Pero ahora que lo tiene presente no le causa la misma gracia, básicamente porque podría ser al revés, ser ella quien quiera hacerlo desaparecer a él.
También piensa en que la palabra desaparecer no es una linda palabra en Argentina.
Tercera foto
El lector mira nuevamente esas páginas con marcas en los márgenes: signos de admiración, asteriscos, líneas y flechas como puntos de fuga.

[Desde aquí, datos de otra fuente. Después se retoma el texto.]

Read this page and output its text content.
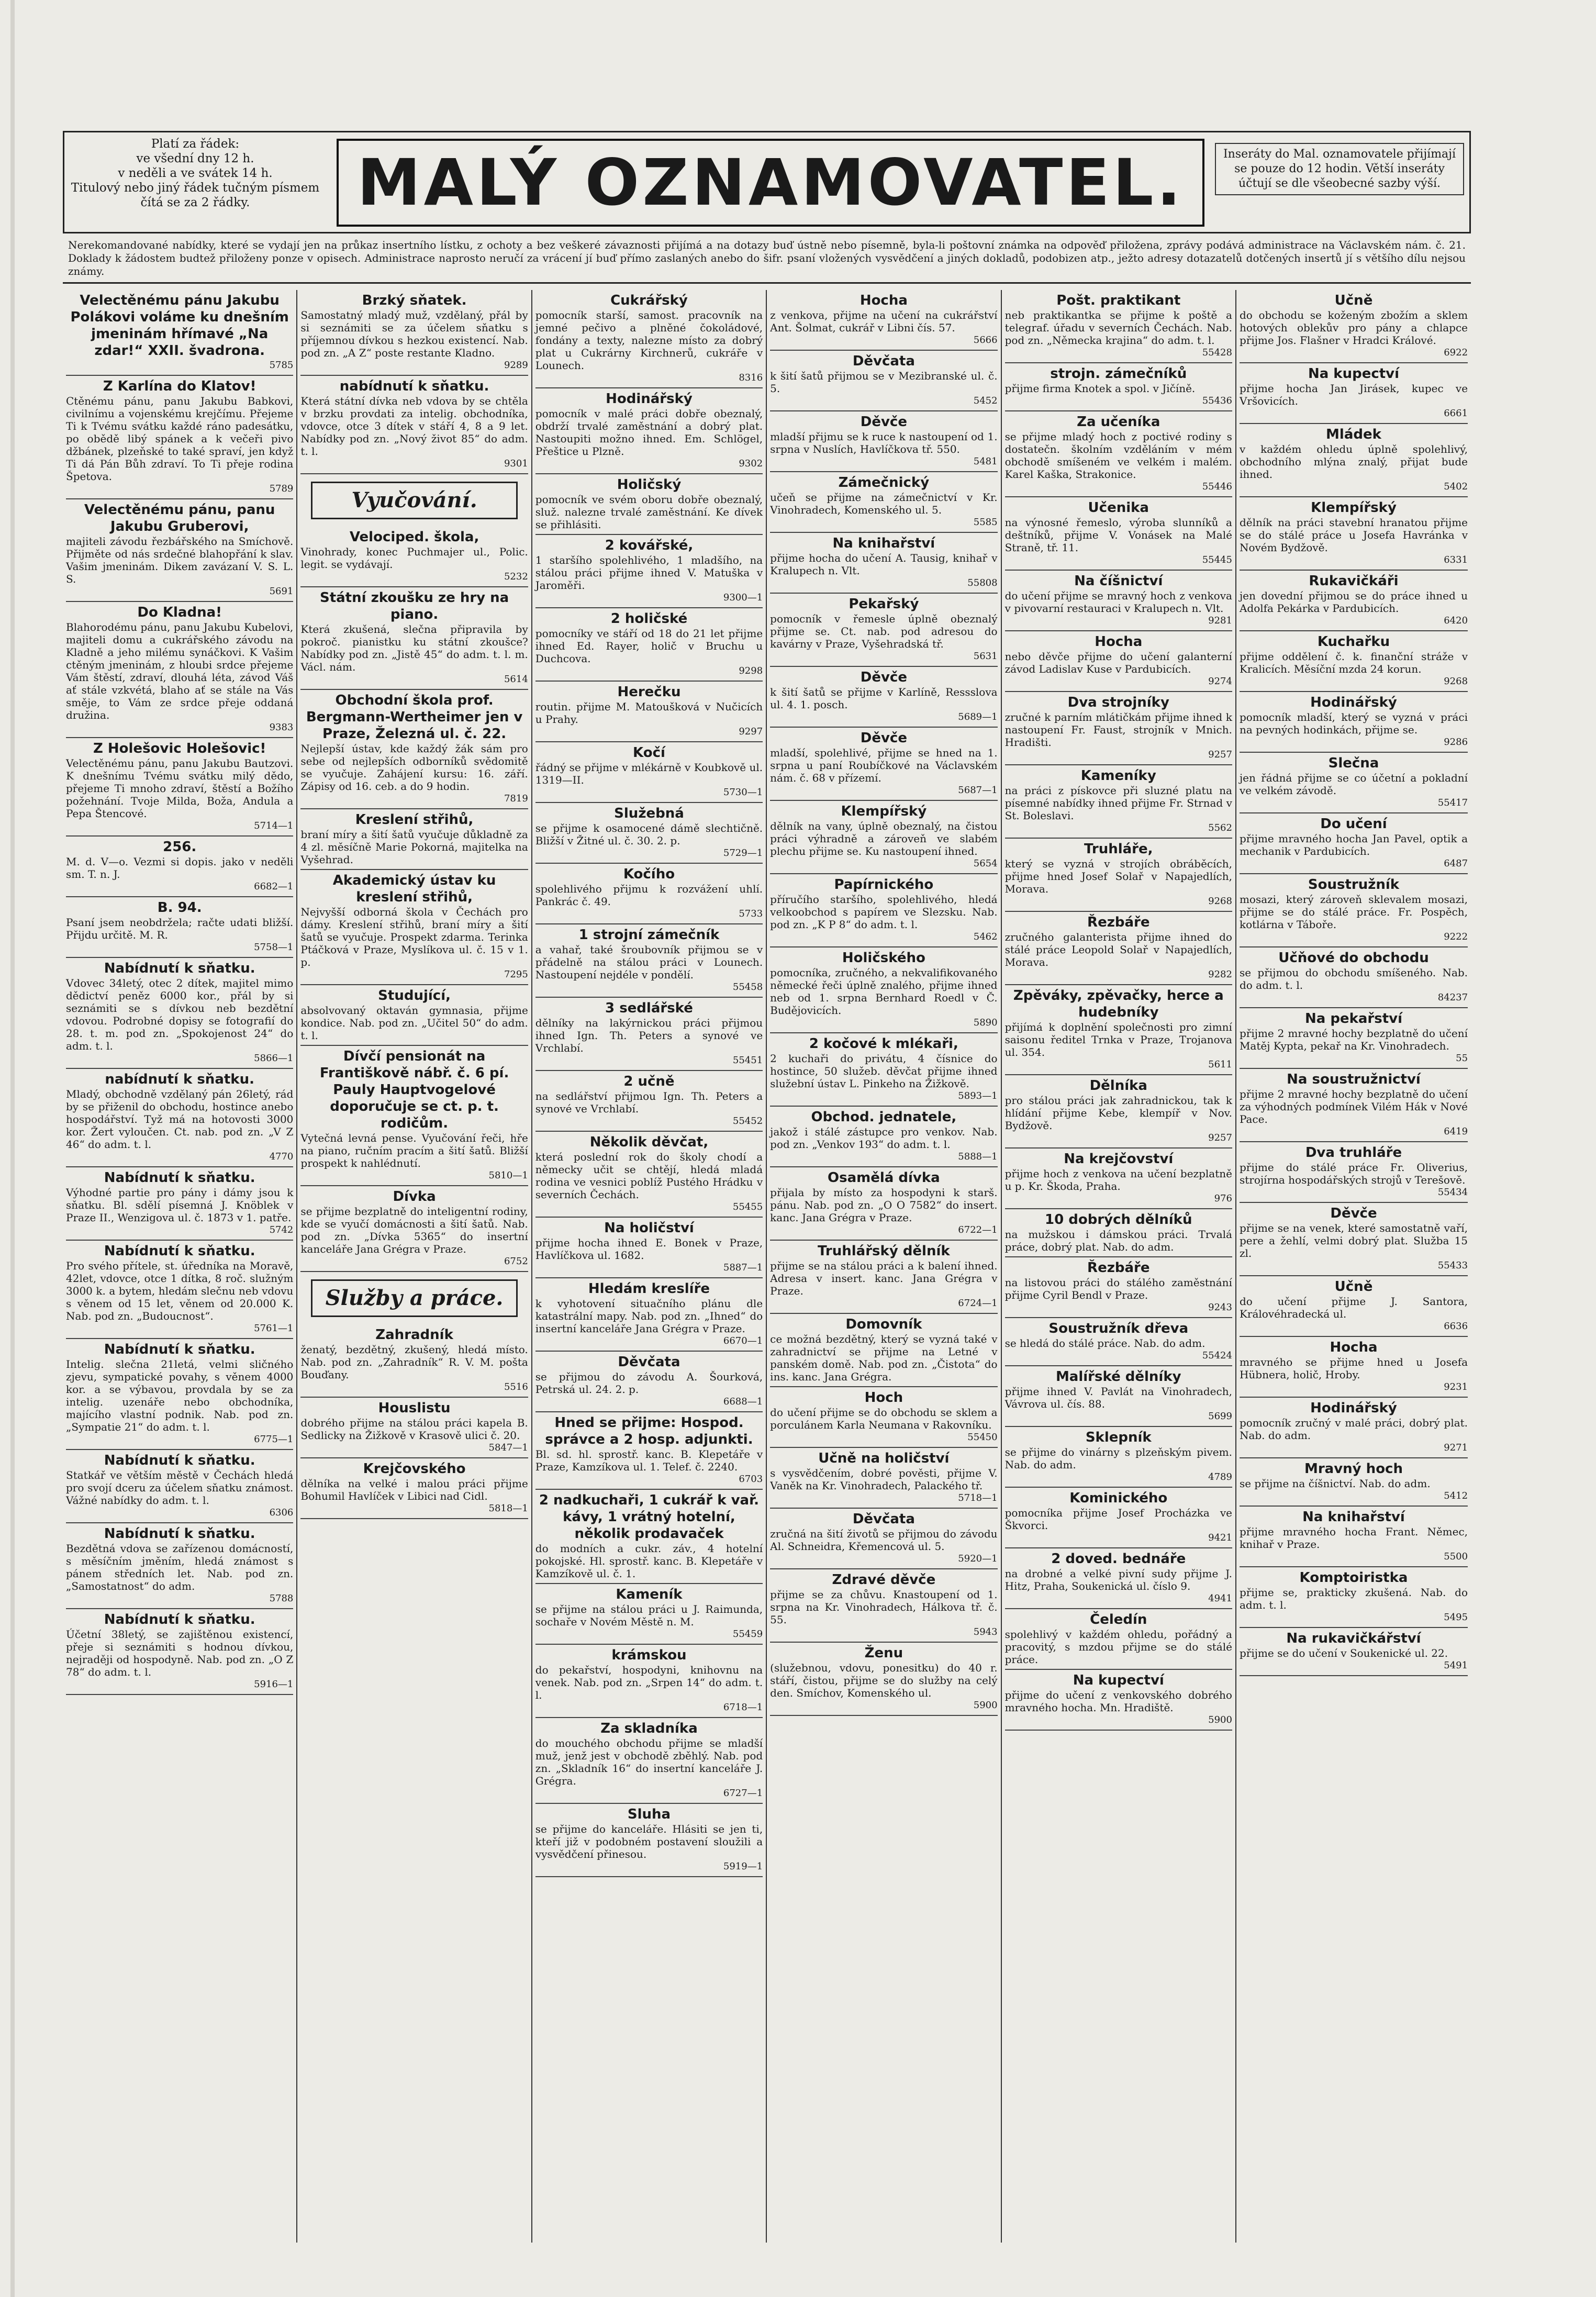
Platí za řádek:
ve všední dny 12 h.
v neděli a ve svátek 14 h.
Titulový nebo jiný řádek tučným písmem čítá se za 2 řádky.	MALÝ OZNAMOVATEL.	Inseráty do Mal. oznamovatele přijímají se pouze do 12 hodin. Větší inseráty účtují se dle všeobecné sazby výší.
Nerekomandované nabídky, které se vydají jen na průkaz insertního lístku, z ochoty a bez veškeré závaznosti přijímá a na dotazy buď ústně nebo písemně, byla-li poštovní známka na odpověď přiložena, zprávy podává administrace na Václavském nám. č. 21. Doklady k žádostem budtež přiloženy ponze v opisech. Administrace naprosto neručí za vrácení jí buď přímo zaslaných anebo do šifr. psaní vložených vysvědčení a jiných dokladů, podobizen atp., ježto adresy dotazatelů dotčených insertů jí s většího dílu nejsou známy.
Velectěnému pánu Jakubu Polákovi voláme ku dnešním jmeninám hřímavé „Na zdar!“ XXII. švadrona.
5785
Z Karlína do Klatov!
Ctěnému pánu, panu Jakubu Babkovi, civilnímu a vojenskému krejčímu. Přejeme Ti k Tvému svátku každé ráno padesátku, po obědě libý spánek a k večeři pivo džbánek, plzeňské to také spraví, jen když Ti dá Pán Bůh zdraví. To Ti přeje rodina Špetova.
5789
Velectěnému pánu, panu Jakubu Gruberovi,
majiteli závodu řezbářského na Smíchově. Přijměte od nás srdečné blahopřání k slav. Vašim jmeninám. Dikem zavázaní V. S. L. S.
5691
Do Kladna!
Blahorodému pánu, panu Jakubu Kubelovi, majiteli domu a cukrářského závodu na Kladně a jeho milému synáčkovi. K Vašim ctěným jmeninám, z hloubi srdce přejeme Vám štěstí, zdraví, dlouhá léta, závod Váš ať stále vzkvétá, blaho ať se stále na Vás směje, to Vám ze srdce přeje oddaná družina.
9383
Z Holešovic Holešovic!
Velectěnému pánu, panu Jakubu Bautzovi. K dnešnímu Tvému svátku milý dědo, přejeme Ti mnoho zdraví, štěstí a Božího požehnání. Tvoje Milda, Boža, Andula a Pepa Štencové.
5714—1
256.
M. d. V—o. Vezmi si dopis. jako v neděli sm. T. n. J.
6682—1
B. 94.
Psaní jsem neobdržela; račte udati bližší. Přijdu určitě. M. R.
5758—1
Nabídnutí k sňatku.
Vdovec 34letý, otec 2 dítek, majitel mimo dědictví peněz 6000 kor., přál by si seznámiti se s dívkou neb bezdětní vdovou. Podrobné dopisy se fotografií do 28. t. m. pod zn. „Spokojenost 24“ do adm. t. l.
5866—1
nabídnutí k sňatku.
Mladý, obchodně vzdělaný pán 26letý, rád by se přiženil do obchodu, hostince anebo hospodářství. Tyž má na hotovosti 3000 kor. Žert vyloučen. Ct. nab. pod zn. „V Z 46“ do adm. t. l.
4770
Nabídnutí k sňatku.
Výhodné partie pro pány i dámy jsou k sňatku. Bl. sdělí písemná J. Knöblek v Praze II., Wenzigova ul. č. 1873 v 1. patře.
5742
Nabídnutí k sňatku.
Pro svého přítele, st. úředníka na Moravě, 42let, vdovce, otce 1 dítka, 8 roč. služným 3000 k. a bytem, hledám slečnu neb vdovu s věnem od 15 let, věnem od 20.000 K. Nab. pod zn. „Budoucnost“.
5761—1
Nabídnutí k sňatku.
Intelig. slečna 21letá, velmi sličného zjevu, sympatické povahy, s věnem 4000 kor. a se výbavou, provdala by se za intelig. uzenáře nebo obchodníka, majícího vlastní podnik. Nab. pod zn. „Sympatie 21“ do adm. t. l.
6775—1
Nabídnutí k sňatku.
Statkář ve větším městě v Čechách hledá pro svojí dceru za účelem sňatku známost. Vážné nabídky do adm. t. l.
6306
Nabídnutí k sňatku.
Bezdětná vdova se zařízenou domácností, s měsíčním jměním, hledá známost s pánem středních let. Nab. pod zn. „Samostatnost“ do adm.
5788
Nabídnutí k sňatku.
Účetní 38letý, se zajištěnou existencí, přeje si seznámiti s hodnou dívkou, nejraději od hospodyně. Nab. pod zn. „O Z 78“ do adm. t. l.
5916—1
Brzký sňatek.
Samostatný mladý muž, vzdělaný, přál by si seznámiti se za účelem sňatku s příjemnou dívkou s hezkou existencí. Nab. pod zn. „A Z“ poste restante Kladno.
9289
nabídnutí k sňatku.
Která státní dívka neb vdova by se chtěla v brzku provdati za intelig. obchodníka, vdovce, otce 3 dítek v stáří 4, 8 a 9 let. Nabídky pod zn. „Nový život 85“ do adm. t. l.
9301
Vyučování.
Velociped. škola,
Vinohrady, konec Puchmajer ul., Polic. legit. se vydávají.
5232
Státní zkoušku ze hry na piano.
Která zkušená, slečna připravila by pokroč. pianistku ku státní zkoušce? Nabídky pod zn. „Jistě 45“ do adm. t. l. m. Václ. nám.
5614
Obchodní škola prof. Bergmann-Wertheimer jen v Praze, Železná ul. č. 22.
Nejlepší ústav, kde každý žák sám pro sebe od nejlepších odborníků svědomitě se vyučuje. Zahájení kursu: 16. září. Zápisy od 16. ceb. a do 9 hodin.
7819
Kreslení střihů,
braní míry a šití šatů vyučuje důkladně za 4 zl. měsíčně Marie Pokorná, majitelka na Vyšehrad.
Akademický ústav ku kreslení střihů,
Nejvyšší odborná škola v Čechách pro dámy. Kreslení střihů, braní míry a šití šatů se vyučuje. Prospekt zdarma. Terinka Ptáčková v Praze, Myslíkova ul. č. 15 v 1. p.
7295
Studující,
absolvovaný oktaván gymnasia, přijme kondice. Nab. pod zn. „Učitel 50“ do adm. t. l.
Dívčí pensionát na Františkově nábř. č. 6 pí. Pauly Hauptvogelové doporučuje se ct. p. t. rodičům.
Vytečná levná pense. Vyučování řeči, hře na piano, ručním pracím a šití šatů. Bližší prospekt k nahlédnutí.
5810—1
Dívka
se přijme bezplatně do inteligentní rodiny, kde se vyučí domácnosti a šití šatů. Nab. pod zn. „Dívka 5365“ do insertní kanceláře Jana Grégra v Praze.
6752
Služby a práce.
Zahradník
ženatý, bezdětný, zkušený, hledá místo. Nab. pod zn. „Zahradník“ R. V. M. pošta Bouďany.
5516
Houslistu
dobrého přijme na stálou práci kapela B. Sedlicky na Žižkově v Krasově ulici č. 20.
5847—1
Krejčovského
dělníka na velké i malou práci přijme Bohumil Havlíček v Libici nad Cidl.
5818—1
Cukrářský
pomocník starší, samost. pracovník na jemné pečivo a plněné čokoládové, fondány a texty, nalezne místo za dobrý plat u Cukrárny Kirchnerů, cukráře v Lounech.
8316
Hodinářský
pomocník v malé práci dobře obeznalý, obdrží trvalé zaměstnání a dobrý plat. Nastoupiti možno ihned. Em. Schlögel, Přeštice u Plzně.
9302
Holičský
pomocník ve svém oboru dobře obeznalý, služ. nalezne trvalé zaměstnání. Ke dívek se přihlásiti.
2 kovářské,
1 staršího spolehlivého, 1 mladšího, na stálou práci přijme ihned V. Matuška v Jaroměři.
9300—1
2 holičské
pomocníky ve stáří od 18 do 21 let přijme ihned Ed. Rayer, holič v Bruchu u Duchcova.
9298
Herečku
routin. přijme M. Matoušková v Nučicích u Prahy.
9297
Kočí
řádný se přijme v mlékárně v Koubkově ul. 1319—II.
5730—1
Služebná
se přijme k osamocené dámě slechtičně. Bližší v Žitné ul. č. 30. 2. p.
5729—1
Kočího
spolehlivého přijmu k rozvážení uhlí. Pankrác č. 49.
5733
1 strojní zámečník
a vahař, také šroubovník přijmou se v přádelně na stálou práci v Lounech. Nastoupení nejdéle v pondělí.
55458
3 sedlářské
dělníky na lakýrnickou práci přijmou ihned Ign. Th. Peters a synové ve Vrchlabí.
55451
2 učně
na sedlářství přijmou Ign. Th. Peters a synové ve Vrchlabí.
55452
Několik děvčat,
která poslední rok do školy chodí a německy učit se chtějí, hledá mladá rodina ve vesnici poblíž Pustého Hrádku v severních Čechách.
55455
Na holičství
přijme hocha ihned E. Bonek v Praze, Havlíčkova ul. 1682.
5887—1
Hledám kreslíře
k vyhotovení situačního plánu dle katastrální mapy. Nab. pod zn. „Ihned“ do insertní kanceláře Jana Grégra v Praze.
6670—1
Děvčata
se přijmou do závodu A. Šourková, Petrská ul. 24. 2. p.
6688—1
Hned se přijme: Hospod. správce a 2 hosp. adjunkti.
Bl. sd. hl. sprostř. kanc. B. Klepetáře v Praze, Kamzíkova ul. 1. Telef. č. 2240.
6703
2 nadkuchaři, 1 cukrář k vař. kávy, 1 vrátný hotelní, několik prodavaček
do modních a cukr. záv., 4 hotelní pokojské. Hl. sprostř. kanc. B. Klepetáře v Kamzíkově ul. č. 1.
Kameník
se přijme na stálou práci u J. Raimunda, sochaře v Novém Městě n. M.
55459
krámskou
do pekařství, hospodyni, knihovnu na venek. Nab. pod zn. „Srpen 14“ do adm. t. l.
6718—1
Za skladníka
do mouchého obchodu přijme se mladší muž, jenž jest v obchodě zběhlý. Nab. pod zn. „Skladník 16“ do insertní kanceláře J. Grégra.
6727—1
Sluha
se přijme do kanceláře. Hlásiti se jen ti, kteří již v podobném postavení sloužili a vysvědčení přinesou.
5919—1
Hocha
z venkova, přijme na učení na cukrářství Ant. Šolmat, cukrář v Libni čís. 57.
5666
Děvčata
k šití šatů přijmou se v Mezibranské ul. č. 5.
5452
Děvče
mladší přijmu se k ruce k nastoupení od 1. srpna v Nuslích, Havlíčkova tř. 550.
5481
Zámečnický
učeň se přijme na zámečnictví v Kr. Vinohradech, Komenského ul. 5.
5585
Na knihařství
přijme hocha do učení A. Tausig, knihař v Kralupech n. Vlt.
55808
Pekařský
pomocník v řemesle úplně obeznalý přijme se. Ct. nab. pod adresou do kavárny v Praze, Vyšehradská tř.
5631
Děvče
k šití šatů se přijme v Karlíně, Ressslova ul. 4. 1. posch.
5689—1
Děvče
mladší, spolehlivé, přijme se hned na 1. srpna u paní Roubíčkové na Václavském nám. č. 68 v přízemí.
5687—1
Klempířský
dělník na vany, úplně obeznalý, na čistou práci výhradně a zároveň ve slabém plechu přijme se. Ku nastoupení ihned.
5654
Papírnického
příručího staršího, spolehlivého, hledá velkoobchod s papírem ve Slezsku. Nab. pod zn. „K P 8“ do adm. t. l.
5462
Holičského
pomocníka, zručného, a nekvalifikovaného německé řeči úplně znalého, přijme ihned neb od 1. srpna Bernhard Roedl v Č. Budějovicích.
5890
2 kočové k mlékaři,
2 kuchaři do privátu, 4 čísnice do hostince, 50 služeb. děvčat přijme ihned služební ústav L. Pinkeho na Žižkově.
5893—1
Obchod. jednatele,
jakož i stálé zástupce pro venkov. Nab. pod zn. „Venkov 193“ do adm. t. l.
5888—1
Osamělá dívka
přijala by místo za hospodyni k starš. pánu. Nab. pod zn. „O O 7582“ do insert. kanc. Jana Grégra v Praze.
6722—1
Truhlářský dělník
přijme se na stálou práci a k balení ihned. Adresa v insert. kanc. Jana Grégra v Praze.
6724—1
Domovník
ce možná bezdětný, který se vyzná také v zahradnictví se přijme na Letné v panském domě. Nab. pod zn. „Čistota“ do ins. kanc. Jana Grégra.
Hoch
do učení přijme se do obchodu se sklem a porculánem Karla Neumana v Rakovníku.
55450
Učně na holičství
s vysvědčením, dobré pověsti, přijme V. Vaněk na Kr. Vinohradech, Palackého tř.
5718—1
Děvčata
zručná na šití životů se přijmou do závodu Al. Schneidra, Křemencová ul. 5.
5920—1
Zdravé děvče
přijme se za chůvu. Knastoupení od 1. srpna na Kr. Vinohradech, Hálkova tř. č. 55.
5943
Ženu
(služebnou, vdovu, ponesitku) do 40 r. stáří, čistou, přijme se do služby na celý den. Smíchov, Komenského ul.
5900
Pošt. praktikant
neb praktikantka se přijme k poště a telegraf. úřadu v severních Čechách. Nab. pod zn. „Německa krajina“ do adm. t. l.
55428
strojn. zámečníků
přijme firma Knotek a spol. v Jičíně.
55436
Za učeníka
se přijme mladý hoch z poctivé rodiny s dostatečn. školním vzděláním v mém obchodě smíšeném ve velkém i malém. Karel Kaška, Strakonice.
55446
Učenika
na výnosné řemeslo, výroba slunníků a deštníků, přijme V. Vonásek na Malé Straně, tř. 11.
55445
Na číšnictví
do učení přijme se mravný hoch z venkova v pivovarní restauraci v Kralupech n. Vlt.
9281
Hocha
nebo děvče přijme do učení galanterní závod Ladislav Kuse v Pardubicích.
9274
Dva strojníky
zručné k parním mlátičkám přijme ihned k nastoupení Fr. Faust, strojník v Mnich. Hradišti.
9257
Kameníky
na práci z pískovce při sluzné platu na písemné nabídky ihned přijme Fr. Strnad v St. Boleslavi.
5562
Truhláře,
který se vyzná v strojích obráběcích, přijme hned Josef Solař v Napajedlích, Morava.
9268
Řezbáře
zručného galanterista přijme ihned do stálé práce Leopold Solař v Napajedlích, Morava.
9282
Zpěváky, zpěvačky, herce a hudebníky
přijímá k doplnění společnosti pro zimní saisonu ředitel Trnka v Praze, Trojanova ul. 354.
5611
Dělníka
pro stálou práci jak zahradnickou, tak k hlídání přijme Kebe, klempíř v Nov. Bydžově.
9257
Na krejčovství
přijme hoch z venkova na učení bezplatně u p. Kr. Škoda, Praha.
976
10 dobrých dělníků
na mužskou i dámskou práci. Trvalá práce, dobrý plat. Nab. do adm.
Řezbáře
na listovou práci do stálého zaměstnání přijme Cyril Bendl v Praze.
9243
Soustružník dřeva
se hledá do stálé práce. Nab. do adm.
55424
Malířské dělníky
přijme ihned V. Pavlát na Vinohradech, Vávrova ul. čís. 88.
5699
Sklepník
se přijme do vinárny s plzeňským pivem. Nab. do adm.
4789
Kominického
pomocníka přijme Josef Procházka ve Škvorci.
9421
2 doved. bednáře
na drobné a velké pivní sudy přijme J. Hitz, Praha, Soukenická ul. číslo 9.
4941
Čeledín
spolehlivý v každém ohledu, pořádný a pracovitý, s mzdou přijme se do stálé práce.
Na kupectví
přijme do učení z venkovského dobrého mravného hocha. Mn. Hradiště.
5900
Učně
do obchodu se koženým zbožím a sklem hotových oblekův pro pány a chlapce přijme Jos. Flašner v Hradci Králové.
6922
Na kupectví
přijme hocha Jan Jirásek, kupec ve Vršovicích.
6661
Mládek
v každém ohledu úplně spolehlivý, obchodního mlýna znalý, přijat bude ihned.
5402
Klempířský
dělník na práci stavební hranatou přijme se do stálé práce u Josefa Havránka v Novém Bydžově.
6331
Rukavičkáři
jen dovední přijmou se do práce ihned u Adolfa Pekárka v Pardubicích.
6420
Kuchařku
přijme oddělení č. k. finanční stráže v Kralicích. Měsíční mzda 24 korun.
9268
Hodinářský
pomocník mladší, který se vyzná v práci na pevných hodinkách, přijme se.
9286
Slečna
jen řádná přijme se co účetní a pokladní ve velkém závodě.
55417
Do učení
přijme mravného hocha Jan Pavel, optik a mechanik v Pardubicích.
6487
Soustružník
mosazi, který zároveň sklevalem mosazi, přijme se do stálé práce. Fr. Pospěch, kotlárna v Táboře.
9222
Učňové do obchodu
se přijmou do obchodu smíšeného. Nab. do adm. t. l.
84237
Na pekařství
přijme 2 mravné hochy bezplatně do učení Matěj Kypta, pekař na Kr. Vinohradech.
55
Na soustružnictví
přijme 2 mravné hochy bezplatně do učení za výhodných podmínek Vilém Hák v Nové Pace.
6419
Dva truhláře
přijme do stálé práce Fr. Oliverius, strojírna hospodářských strojů v Terešově.
55434
Děvče
přijme se na venek, které samostatně vaří, pere a žehlí, velmi dobrý plat. Služba 15 zl.
55433
Učně
do učení přijme J. Santora, Královéhradecká ul.
6636
Hocha
mravného se přijme hned u Josefa Hübnera, holič, Hroby.
9231
Hodinářský
pomocník zručný v malé práci, dobrý plat. Nab. do adm.
9271
Mravný hoch
se přijme na číšnictví. Nab. do adm.
5412
Na knihařství
přijme mravného hocha Frant. Němec, knihař v Praze.
5500
Komptoiristka
přijme se, prakticky zkušená. Nab. do adm. t. l.
5495
Na rukavičkářství
přijme se do učení v Soukenické ul. 22.
5491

Las desconoce. Se desconoce.
Las repasa en voz alta: ya no confía en las promesas del porvenir, ya no sueña con la eternidad, ha comprendido que no puede seguir posponiendo, sino que sabe que está confinado a este presente, que es el tiempo que nos queda.
¿Quién subrayó esos párrafos? ¿Quién era esa persona en aquel momento? ¿Por qué eso que vio en su primera lectura no es lo que está viendo ahora? ¿Qué cambió? ¿Está realmente entrando en su segunda vida?
El libro es el mismo o será que el lector ha cambiado.
Yo soy el mismo, dice él.
¿Y si fuera al revés? Si, en realidad, el libro fuera un dispositivo ultra archi novedoso que, al momento en que el lector da vuelta la última página, volviera a ordenarse, se mezclaran párrafos, capítulos, páginas, de modo tal que en cada nueva lectura hubiera un nuevo libro.
Si así fuera, nunca nadie se baña dos veces en el mismo libro, piensa el lector.
Tarde o temprano se empieza a vivir, sigue, en otras de sus frases hechas.
No sea tan usted, repite, por tercera vez.
Decidido a no forzar más el inicio de esta narrativa para su nueva su vida, cierra el libro, aunque hace una última anotación para no olvidarse:
No seas tan vos.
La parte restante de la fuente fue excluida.